= Jazer =

Biblical city

Jazer (or Jaazer) was a city east of the Jordan River, in or near Gilead, inhabited by the Amorites. It was taken by a special expedition sent by Moses to conquer it towards the end of the Israelites' Exodus journey from Egypt. From the Septuagint (which reads Ἰαζήρ for עז in Numbers xxi. 24) it appears that Jazer was on the border of Ammon. As an important city it gave its name to the whole of the surrounding territory—a "Sea of Jazer" is mentioned in Jeremiah xlviii. 32.

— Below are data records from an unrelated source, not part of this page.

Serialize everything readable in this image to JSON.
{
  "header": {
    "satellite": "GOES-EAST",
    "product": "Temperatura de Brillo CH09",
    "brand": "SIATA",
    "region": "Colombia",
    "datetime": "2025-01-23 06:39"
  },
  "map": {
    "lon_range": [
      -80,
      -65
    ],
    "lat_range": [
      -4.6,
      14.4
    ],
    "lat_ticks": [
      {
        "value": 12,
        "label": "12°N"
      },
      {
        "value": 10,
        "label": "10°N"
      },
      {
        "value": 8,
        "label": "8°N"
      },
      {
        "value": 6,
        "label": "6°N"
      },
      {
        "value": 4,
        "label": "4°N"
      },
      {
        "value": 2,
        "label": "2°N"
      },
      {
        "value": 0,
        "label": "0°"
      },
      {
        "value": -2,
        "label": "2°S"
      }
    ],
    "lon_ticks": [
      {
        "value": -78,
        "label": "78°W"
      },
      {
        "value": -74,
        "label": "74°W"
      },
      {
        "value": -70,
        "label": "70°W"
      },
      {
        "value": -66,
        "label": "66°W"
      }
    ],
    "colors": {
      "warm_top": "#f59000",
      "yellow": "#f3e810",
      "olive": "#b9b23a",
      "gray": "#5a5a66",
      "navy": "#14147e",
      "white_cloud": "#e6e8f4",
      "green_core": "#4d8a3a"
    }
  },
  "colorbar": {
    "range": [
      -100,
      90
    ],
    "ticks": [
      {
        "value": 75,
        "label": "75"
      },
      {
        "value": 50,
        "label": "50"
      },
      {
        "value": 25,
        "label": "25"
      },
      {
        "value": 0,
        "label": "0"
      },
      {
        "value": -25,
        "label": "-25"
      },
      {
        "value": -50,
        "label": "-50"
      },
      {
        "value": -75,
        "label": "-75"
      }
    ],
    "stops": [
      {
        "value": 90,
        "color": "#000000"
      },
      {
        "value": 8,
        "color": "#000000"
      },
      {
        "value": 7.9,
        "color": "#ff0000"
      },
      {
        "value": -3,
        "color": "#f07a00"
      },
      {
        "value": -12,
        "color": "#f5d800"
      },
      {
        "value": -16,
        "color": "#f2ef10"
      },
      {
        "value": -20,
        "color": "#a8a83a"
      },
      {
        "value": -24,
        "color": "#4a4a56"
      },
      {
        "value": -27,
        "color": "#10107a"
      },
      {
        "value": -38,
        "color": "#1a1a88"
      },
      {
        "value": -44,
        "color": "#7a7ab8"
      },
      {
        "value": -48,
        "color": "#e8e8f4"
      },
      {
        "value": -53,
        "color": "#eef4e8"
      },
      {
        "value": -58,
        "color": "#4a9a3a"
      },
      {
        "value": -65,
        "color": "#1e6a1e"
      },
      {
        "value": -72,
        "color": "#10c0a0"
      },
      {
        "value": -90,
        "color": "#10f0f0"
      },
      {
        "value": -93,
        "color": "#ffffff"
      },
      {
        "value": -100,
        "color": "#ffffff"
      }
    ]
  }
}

Jazer is stated to have been a fertile land fit for the raising of cattle and a place having many vineyards. It was occupied by the children of Gad, by which tribe it was allotted as a Levitical city to the Merarite Levites. In the time of David it seems to have been occupied by the Hebronites, who were descendants of Kohath. It was chosen as one of the stations by David's officers who were sent to number the children of Israel.

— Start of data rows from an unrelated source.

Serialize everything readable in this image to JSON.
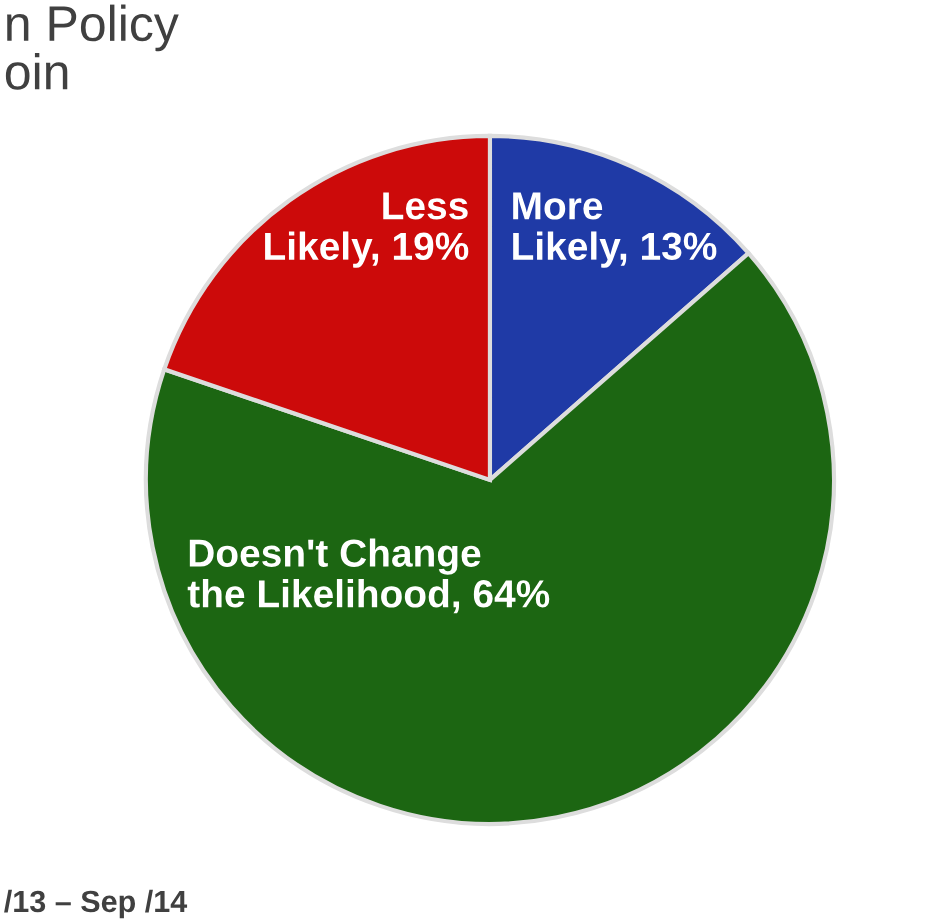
{
  "chart_data": {
    "type": "pie",
    "title": "n Policy\noin",
    "categories": [
      "More\nLikely",
      "Doesn't Change\nthe Likelihood",
      "Less\nLikely"
    ],
    "values": [
      13,
      64,
      19
    ],
    "value_labels": [
      "13%",
      "64%",
      "19%"
    ],
    "colors": [
      "#1f3aa6",
      "#1c6612",
      "#cc0a0a"
    ],
    "annotations": [
      "/13 – Sep /14"
    ],
    "legend": false
  }
}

According to 1 Maccabees and Josephus (paraphrasing 1 Maccabees, most likely), Jazer was captured and burned by Judas Maccabeus during the Maccabee campaigns of 163 BC. The site of Jazer was defined by Eusebius and Jerome as being 8 or 10 Roman miles west of Philadelphia, and 15 miles north of Heshbon, and as the source of a large river falling into the Jordan. It is identified by some scholars with the modern Khirbet es-Sar on the road from Iraq al-Amir to Al-Salt; but this identification has been rejected by Cheyne.